I would theoretically Need zero ms Lost in 12hour if that's not too much to ask on a budget.
That's too much to ask on any budget, because there can't be zero, really.
A deviation of +/-1 ms per 12 hours is about +/-25 ppb. This already takes you into the TCXO area. And on top of that you will need a clock reference that other clocks will synchronize with.
It doesn't sound like an easy task. One idea would be to have a GPSDO receiver whose 1 pps output would be fed into a computer (an SBC will do) running an NTP server using that 1 pps signal as a disciplining reference (e.g.
https://gpsd.gitlab.io/gpsd/gpsd-time-service-howto.html), and then have all of your branch devices run their own ntp servers synchronizing to the central one. Synchronization, however, is the tricky part, as network may be slow and/or unstable. It may not give the required short-term accuracy.
Another way, I think, a more feasible one, would be to run NTP servers on all the devices
and distribute the 1 pps signal from the GPSDO to all of them. That should keep them in sync as far as the wall clock setting goes and provide the required stability (even with regular crystals I think), both short and long term. One problem here is how to distribute the 1 pps signal. Radio? What latency and jitter will it have? That would definitely need testing.
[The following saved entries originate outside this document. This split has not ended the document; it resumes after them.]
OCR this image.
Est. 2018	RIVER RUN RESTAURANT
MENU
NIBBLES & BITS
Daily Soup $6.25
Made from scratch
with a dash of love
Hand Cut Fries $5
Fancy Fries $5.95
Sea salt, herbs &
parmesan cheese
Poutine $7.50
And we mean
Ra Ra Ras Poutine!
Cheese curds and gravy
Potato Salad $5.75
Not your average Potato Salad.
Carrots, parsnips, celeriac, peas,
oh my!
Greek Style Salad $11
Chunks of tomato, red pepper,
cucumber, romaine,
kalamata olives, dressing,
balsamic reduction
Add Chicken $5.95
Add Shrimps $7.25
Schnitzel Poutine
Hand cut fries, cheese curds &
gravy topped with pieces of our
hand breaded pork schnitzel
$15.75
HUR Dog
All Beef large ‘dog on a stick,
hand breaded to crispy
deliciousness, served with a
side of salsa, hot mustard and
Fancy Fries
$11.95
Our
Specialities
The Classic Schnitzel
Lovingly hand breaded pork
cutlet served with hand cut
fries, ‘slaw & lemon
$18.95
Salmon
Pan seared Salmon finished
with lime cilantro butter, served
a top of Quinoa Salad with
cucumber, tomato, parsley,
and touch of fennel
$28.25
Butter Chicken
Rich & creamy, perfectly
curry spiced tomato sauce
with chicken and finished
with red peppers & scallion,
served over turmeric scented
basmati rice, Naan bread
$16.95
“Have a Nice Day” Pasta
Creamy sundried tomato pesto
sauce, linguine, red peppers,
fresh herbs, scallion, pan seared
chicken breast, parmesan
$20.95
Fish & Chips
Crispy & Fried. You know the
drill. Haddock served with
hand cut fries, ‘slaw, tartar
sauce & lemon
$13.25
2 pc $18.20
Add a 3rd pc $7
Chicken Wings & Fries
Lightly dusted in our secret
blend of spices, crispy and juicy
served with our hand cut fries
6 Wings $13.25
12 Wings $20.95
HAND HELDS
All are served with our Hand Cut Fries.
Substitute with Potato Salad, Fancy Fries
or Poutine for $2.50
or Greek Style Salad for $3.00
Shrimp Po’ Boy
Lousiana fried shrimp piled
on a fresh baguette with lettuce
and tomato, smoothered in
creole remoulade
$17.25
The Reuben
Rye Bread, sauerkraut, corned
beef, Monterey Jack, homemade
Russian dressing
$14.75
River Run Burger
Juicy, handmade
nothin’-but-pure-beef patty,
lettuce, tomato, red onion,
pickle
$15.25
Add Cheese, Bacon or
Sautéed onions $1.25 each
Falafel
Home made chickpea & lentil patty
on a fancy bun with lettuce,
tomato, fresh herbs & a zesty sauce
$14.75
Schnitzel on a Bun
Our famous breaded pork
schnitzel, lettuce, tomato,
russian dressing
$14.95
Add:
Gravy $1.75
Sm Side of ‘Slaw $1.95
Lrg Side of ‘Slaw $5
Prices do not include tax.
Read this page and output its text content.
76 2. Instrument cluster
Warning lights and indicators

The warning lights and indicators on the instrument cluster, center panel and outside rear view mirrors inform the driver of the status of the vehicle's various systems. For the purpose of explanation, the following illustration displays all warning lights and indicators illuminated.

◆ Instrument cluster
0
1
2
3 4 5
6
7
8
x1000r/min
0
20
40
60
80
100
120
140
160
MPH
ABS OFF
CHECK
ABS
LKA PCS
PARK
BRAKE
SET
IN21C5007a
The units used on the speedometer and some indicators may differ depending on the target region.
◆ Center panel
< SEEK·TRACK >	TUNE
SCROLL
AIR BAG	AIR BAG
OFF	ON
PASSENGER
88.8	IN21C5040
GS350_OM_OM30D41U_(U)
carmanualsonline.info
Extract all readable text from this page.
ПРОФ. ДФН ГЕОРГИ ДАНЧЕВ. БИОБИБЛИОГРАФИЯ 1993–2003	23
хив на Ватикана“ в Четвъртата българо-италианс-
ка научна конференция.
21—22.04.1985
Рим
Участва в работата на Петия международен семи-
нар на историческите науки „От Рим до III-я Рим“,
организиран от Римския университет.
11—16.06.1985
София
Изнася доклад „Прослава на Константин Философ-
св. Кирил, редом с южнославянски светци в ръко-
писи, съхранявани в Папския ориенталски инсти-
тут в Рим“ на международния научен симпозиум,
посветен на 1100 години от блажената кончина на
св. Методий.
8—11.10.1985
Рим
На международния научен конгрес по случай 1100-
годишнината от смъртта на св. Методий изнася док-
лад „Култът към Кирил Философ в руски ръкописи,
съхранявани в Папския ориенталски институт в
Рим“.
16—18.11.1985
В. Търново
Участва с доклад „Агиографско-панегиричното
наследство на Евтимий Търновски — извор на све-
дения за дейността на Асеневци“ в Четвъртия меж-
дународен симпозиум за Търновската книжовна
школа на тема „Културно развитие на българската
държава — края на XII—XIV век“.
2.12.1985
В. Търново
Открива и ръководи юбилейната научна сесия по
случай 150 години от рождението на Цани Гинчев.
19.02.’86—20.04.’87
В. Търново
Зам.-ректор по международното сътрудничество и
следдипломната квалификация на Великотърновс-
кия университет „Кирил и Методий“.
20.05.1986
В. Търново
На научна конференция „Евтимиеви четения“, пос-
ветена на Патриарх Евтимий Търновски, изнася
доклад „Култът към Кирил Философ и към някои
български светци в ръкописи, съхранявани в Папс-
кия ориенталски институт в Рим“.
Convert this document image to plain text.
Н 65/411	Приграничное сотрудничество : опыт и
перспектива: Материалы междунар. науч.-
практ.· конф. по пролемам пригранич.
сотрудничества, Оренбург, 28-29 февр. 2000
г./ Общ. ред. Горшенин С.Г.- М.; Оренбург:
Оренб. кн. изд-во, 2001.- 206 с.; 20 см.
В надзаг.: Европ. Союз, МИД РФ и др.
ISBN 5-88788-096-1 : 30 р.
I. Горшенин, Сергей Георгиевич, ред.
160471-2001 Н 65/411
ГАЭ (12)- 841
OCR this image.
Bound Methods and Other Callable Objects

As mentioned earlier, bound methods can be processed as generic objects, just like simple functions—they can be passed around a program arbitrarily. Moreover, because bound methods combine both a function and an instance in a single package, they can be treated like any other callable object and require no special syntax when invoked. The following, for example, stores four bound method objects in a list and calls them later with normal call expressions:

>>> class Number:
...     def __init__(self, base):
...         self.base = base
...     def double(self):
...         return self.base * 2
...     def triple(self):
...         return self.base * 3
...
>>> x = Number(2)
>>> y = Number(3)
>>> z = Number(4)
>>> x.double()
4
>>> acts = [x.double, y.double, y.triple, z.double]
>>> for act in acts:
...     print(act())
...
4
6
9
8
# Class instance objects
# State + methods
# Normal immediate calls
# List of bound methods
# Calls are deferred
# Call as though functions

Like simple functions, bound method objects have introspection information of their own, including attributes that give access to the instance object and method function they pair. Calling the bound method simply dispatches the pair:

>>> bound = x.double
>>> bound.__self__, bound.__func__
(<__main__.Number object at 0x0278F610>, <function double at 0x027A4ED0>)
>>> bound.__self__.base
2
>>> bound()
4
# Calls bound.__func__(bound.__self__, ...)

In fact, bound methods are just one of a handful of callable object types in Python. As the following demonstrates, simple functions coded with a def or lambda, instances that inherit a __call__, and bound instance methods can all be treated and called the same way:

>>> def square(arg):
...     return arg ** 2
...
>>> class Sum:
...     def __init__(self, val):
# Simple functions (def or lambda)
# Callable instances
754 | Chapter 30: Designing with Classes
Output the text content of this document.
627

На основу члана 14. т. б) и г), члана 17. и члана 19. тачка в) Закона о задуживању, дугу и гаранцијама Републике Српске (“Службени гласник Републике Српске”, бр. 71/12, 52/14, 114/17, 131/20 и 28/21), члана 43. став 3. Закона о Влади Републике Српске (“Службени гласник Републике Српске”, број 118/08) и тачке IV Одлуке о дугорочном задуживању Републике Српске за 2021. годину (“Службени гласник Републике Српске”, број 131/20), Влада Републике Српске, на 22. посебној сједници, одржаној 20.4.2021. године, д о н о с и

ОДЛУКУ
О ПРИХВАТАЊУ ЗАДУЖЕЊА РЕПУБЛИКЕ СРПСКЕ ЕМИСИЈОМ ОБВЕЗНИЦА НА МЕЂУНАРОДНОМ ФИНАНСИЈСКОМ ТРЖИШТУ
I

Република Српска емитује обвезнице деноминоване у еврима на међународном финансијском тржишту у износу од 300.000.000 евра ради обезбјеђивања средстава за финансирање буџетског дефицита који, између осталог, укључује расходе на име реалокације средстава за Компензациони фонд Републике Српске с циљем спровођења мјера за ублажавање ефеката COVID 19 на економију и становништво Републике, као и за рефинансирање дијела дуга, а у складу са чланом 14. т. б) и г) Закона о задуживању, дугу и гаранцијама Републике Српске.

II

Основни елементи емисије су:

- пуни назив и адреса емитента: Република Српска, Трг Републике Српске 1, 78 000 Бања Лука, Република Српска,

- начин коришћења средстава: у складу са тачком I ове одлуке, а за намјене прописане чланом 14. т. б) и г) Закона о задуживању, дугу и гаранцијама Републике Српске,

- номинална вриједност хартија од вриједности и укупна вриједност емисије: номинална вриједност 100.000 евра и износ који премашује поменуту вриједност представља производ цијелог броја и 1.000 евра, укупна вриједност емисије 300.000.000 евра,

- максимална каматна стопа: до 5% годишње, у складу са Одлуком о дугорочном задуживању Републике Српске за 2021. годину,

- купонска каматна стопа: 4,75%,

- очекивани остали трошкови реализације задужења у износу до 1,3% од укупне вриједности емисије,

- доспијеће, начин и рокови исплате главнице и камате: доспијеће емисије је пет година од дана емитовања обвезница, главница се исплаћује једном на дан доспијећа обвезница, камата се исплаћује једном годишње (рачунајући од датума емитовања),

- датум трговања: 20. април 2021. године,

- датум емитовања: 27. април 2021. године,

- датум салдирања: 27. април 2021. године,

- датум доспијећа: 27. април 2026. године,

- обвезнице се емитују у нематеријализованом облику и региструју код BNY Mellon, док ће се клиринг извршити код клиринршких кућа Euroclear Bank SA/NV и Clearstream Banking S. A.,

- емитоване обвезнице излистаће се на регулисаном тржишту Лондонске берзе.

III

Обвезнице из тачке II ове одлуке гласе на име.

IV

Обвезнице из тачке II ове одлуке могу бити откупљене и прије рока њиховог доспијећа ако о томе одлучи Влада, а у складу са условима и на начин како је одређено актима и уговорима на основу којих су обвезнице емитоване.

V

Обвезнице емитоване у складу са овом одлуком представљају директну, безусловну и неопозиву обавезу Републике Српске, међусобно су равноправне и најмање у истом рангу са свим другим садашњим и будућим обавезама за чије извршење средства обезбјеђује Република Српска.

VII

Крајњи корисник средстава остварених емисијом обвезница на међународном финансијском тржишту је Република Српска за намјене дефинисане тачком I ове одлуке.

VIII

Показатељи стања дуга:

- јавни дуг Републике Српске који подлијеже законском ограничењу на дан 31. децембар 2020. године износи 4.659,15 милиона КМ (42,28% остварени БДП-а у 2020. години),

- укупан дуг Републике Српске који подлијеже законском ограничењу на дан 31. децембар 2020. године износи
Yet another problem is how do you validate your setup, once everything is ticking? How do you tell that two clocks e.g. one kilometer apart from each other are actually in good sync? Send a pulse over a wire or radio and make both record their current timestamps, then compare them? That might work, as long as it doesn't take too long for the signal to get from source to destination (1 ms per 300 km in air, ~200 km in copper).
Then you also need to care about your trigger hardware and software latency. Whatever it is, it must have a consistent delay between the trigger signal and the moment of acquiring the current timestamp. That's a big deal on its own, independent of the time sync problem.